Papan Tulis Pahala: Kisah Fajar dan Fatimah Mengumpulkan Kebaikan di Ramadan
Pagi itu, setelah salat Subuh, Ibu mengejutkan Fajar dan Fatimah dengan hadiah istimewa: sebuah papan tulis kecil dan sekotak kapur berwarna-warni. "Ini papan tulis pahala kita," kata Ibu sambil tersenyum. "Setiap kali kalian melakukan perbuatan baik hari ini, tulis di sini. Di akhir hari, kita akan lihat siapa yang paling banyak mengumpulkan pahala."
Mata Fajar dan Fatimah berbinar-binar. Fajar langsung mengambil kapur berwarna biru. Ia berlari ke kamar, membersihkan tempat tidurnya. "Bersihkan kamar = 1 pahala," tulis Fajar di papan.
Fatimah, dengan kapur berwarna merah muda, juga tidak mau kalah. Ia membantu Ibu mencuci piring setelah sarapan. "Bantu Ibu cuci piring = 1 pahala," tulisnya.
Perlombaan kecil itu membuat mereka bersemangat melakukan kebaikan. Fajar membantu menyirami bunga di taman. Ia menulis, "Sirami bunga = 1 pahala." Ia melihat Fatimah membantu Nenek Salmah mengambilkan air minum. Fatimah tersenyum dan menulis, "Bantu Nenek Salmah = 1 pahala."
Sore harinya, mereka berdua berkeliling kampung sambil membawa takjil. Fajar membagikan takjil dengan ramah, dan Fatimah mendoakan setiap orang yang menerima. Setiap kali mereka selesai membagikan takjil, mereka segera pulang dan menuliskan pahala baru di papan tulis mereka.
"Bagi takjil = 10 pahala," tulis Fajar.
"Berdoa untuk orang lain = 10 pahala," tulis Fatimah.

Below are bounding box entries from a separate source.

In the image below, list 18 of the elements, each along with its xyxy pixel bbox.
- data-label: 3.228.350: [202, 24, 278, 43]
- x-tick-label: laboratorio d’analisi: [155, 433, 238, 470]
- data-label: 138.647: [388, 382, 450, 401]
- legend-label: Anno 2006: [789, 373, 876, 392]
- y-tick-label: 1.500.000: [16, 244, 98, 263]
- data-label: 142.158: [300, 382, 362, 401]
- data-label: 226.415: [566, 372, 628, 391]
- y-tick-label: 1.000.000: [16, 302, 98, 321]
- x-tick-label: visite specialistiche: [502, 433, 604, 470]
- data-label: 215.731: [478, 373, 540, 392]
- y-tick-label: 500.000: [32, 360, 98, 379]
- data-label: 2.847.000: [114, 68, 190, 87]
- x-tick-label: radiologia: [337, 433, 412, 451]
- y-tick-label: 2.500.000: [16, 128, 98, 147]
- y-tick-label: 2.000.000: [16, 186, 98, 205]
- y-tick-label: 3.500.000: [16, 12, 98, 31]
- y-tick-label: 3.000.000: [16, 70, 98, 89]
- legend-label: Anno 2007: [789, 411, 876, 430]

Mereka bahkan menemukan anak kucing yang sedang kelaparan di pinggir jalan. Mereka mengambil kurma dari saku mereka dan memberikannya pada kucing itu. "Beri makan kucing = 1 pahala," tulis Fajar.

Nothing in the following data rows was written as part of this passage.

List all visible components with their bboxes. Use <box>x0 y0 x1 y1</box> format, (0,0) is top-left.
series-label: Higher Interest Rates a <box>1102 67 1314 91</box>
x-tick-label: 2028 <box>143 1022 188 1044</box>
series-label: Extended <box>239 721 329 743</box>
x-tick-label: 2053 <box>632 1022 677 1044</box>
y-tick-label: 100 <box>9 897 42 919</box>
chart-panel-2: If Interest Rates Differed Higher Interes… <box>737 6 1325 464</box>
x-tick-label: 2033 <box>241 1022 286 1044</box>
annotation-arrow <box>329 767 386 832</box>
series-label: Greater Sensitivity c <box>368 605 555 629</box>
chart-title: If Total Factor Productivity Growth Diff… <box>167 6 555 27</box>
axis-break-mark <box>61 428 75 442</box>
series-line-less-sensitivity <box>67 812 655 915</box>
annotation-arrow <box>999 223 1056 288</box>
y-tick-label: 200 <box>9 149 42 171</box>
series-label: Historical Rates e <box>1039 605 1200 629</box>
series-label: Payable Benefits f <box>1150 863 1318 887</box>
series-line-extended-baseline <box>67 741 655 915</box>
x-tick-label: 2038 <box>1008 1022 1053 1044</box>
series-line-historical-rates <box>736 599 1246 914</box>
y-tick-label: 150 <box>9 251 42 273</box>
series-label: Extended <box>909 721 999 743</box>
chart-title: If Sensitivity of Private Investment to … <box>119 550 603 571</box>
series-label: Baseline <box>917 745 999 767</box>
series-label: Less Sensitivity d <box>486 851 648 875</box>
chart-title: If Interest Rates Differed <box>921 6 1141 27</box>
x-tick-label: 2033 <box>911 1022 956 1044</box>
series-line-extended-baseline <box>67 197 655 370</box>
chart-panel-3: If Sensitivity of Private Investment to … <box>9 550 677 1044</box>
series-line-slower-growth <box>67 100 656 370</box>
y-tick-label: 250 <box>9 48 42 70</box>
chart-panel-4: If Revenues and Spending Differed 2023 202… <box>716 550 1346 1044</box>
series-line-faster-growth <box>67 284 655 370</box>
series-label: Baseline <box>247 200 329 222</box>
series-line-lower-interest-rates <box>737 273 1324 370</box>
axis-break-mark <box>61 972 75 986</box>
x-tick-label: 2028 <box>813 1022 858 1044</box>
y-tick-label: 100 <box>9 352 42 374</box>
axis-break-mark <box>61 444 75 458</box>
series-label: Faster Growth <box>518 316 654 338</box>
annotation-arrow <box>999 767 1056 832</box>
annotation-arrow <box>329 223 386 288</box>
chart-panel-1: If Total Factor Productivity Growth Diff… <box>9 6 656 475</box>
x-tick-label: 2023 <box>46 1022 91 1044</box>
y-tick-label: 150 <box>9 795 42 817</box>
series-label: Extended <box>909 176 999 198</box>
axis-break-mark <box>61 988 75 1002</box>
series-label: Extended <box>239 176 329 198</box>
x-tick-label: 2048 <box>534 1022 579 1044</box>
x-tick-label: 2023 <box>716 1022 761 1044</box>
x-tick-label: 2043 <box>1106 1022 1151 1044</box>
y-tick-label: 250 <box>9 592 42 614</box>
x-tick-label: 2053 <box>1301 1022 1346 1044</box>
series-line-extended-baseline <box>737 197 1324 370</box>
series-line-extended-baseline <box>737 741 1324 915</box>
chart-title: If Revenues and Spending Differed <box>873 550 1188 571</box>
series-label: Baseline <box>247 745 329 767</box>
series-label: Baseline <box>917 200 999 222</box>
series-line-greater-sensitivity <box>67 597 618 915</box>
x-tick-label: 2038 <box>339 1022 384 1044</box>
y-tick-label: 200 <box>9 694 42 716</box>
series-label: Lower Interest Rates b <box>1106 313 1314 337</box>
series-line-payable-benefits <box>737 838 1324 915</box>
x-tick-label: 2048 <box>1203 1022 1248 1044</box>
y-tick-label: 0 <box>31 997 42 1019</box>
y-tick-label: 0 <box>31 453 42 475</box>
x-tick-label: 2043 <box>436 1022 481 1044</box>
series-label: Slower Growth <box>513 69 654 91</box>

Malam harinya, setelah salat Tarawih, mereka berkumpul bersama Ibu dan Ayah. Papan tulis mereka sudah penuh dengan coretan berwarna-warni. Fajar dan Fatimah tidak sabar untuk menghitung siapa yang paling banyak mengumpulkan pahala.
“Aku dapat 20 pahala, Kak!” seru Fajar.
“Aku dapat 25 pahala, Jar,” jawab Fatimah.

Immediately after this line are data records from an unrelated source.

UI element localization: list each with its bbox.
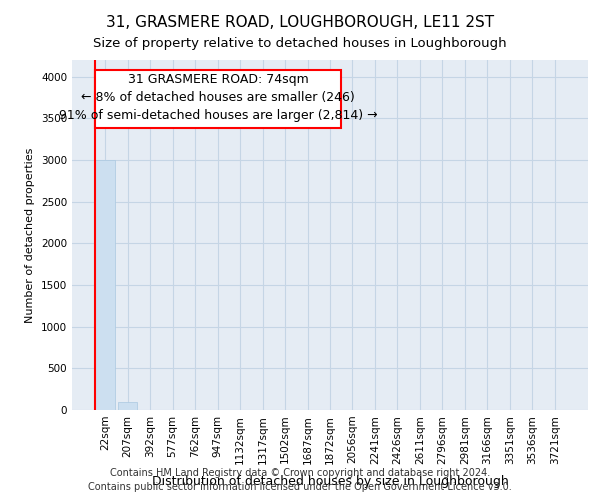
Text: Size of property relative to detached houses in Loughborough: Size of property relative to detached ho… [93, 38, 507, 51]
X-axis label: Distribution of detached houses by size in Loughborough: Distribution of detached houses by size … [152, 474, 508, 488]
Text: 31 GRASMERE ROAD: 74sqm: 31 GRASMERE ROAD: 74sqm [128, 72, 308, 86]
Text: Contains HM Land Registry data © Crown copyright and database right 2024.: Contains HM Land Registry data © Crown c… [110, 468, 490, 477]
Text: Contains public sector information licensed under the Open Government Licence v3: Contains public sector information licen… [88, 482, 512, 492]
FancyBboxPatch shape [95, 70, 341, 128]
Bar [118, 402, 137, 410]
Bar [95, 160, 115, 410]
Y-axis label: Number of detached properties: Number of detached properties [25, 148, 35, 322]
Text: 91% of semi-detached houses are larger (2,814) →: 91% of semi-detached houses are larger (… [59, 109, 377, 122]
Text: ← 8% of detached houses are smaller (246): ← 8% of detached houses are smaller (246… [81, 91, 355, 104]
Text: 31, GRASMERE ROAD, LOUGHBOROUGH, LE11 2ST: 31, GRASMERE ROAD, LOUGHBOROUGH, LE11 2S… [106, 15, 494, 30]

Fajar merasa sedikit kecewa karena kalah. Tapi Fatimah memeluknya. "Jar, kita tidak perlu sedih. Kita kan sama-sama mengumpulkan pahala. Yang paling penting, kita sudah sama-sama berbuat baik," katanya.
Ibu tersenyum. "Betul, Nak. Di jalan Allah, tidak ada yang kalah atau menang. Semua yang berbuat baik akan mendapatkan pahala. Yang paling penting bukan seberapa banyak pahala yang kita tulis, tapi seberapa tulus hati kita saat melakukannya."
Fajar tersenyum. Ia mengerti sekarang. Perlombaan papan tulis itu bukan tentang menang atau kalah, tapi tentang motivasi untuk terus berbuat baik. Malam itu, mereka semua tidur dengan perasaan bahagia, menyadari bahwa setiap kebaikan, sekecil apa pun, akan selalu dibalas oleh Allah. Dan papan tulis pahala itu akan menjadi pengingat bagi mereka berdua untuk selalu bersemangat dalam berbuat baik, di bulan Ramadan maupun di hari-hari lainnya.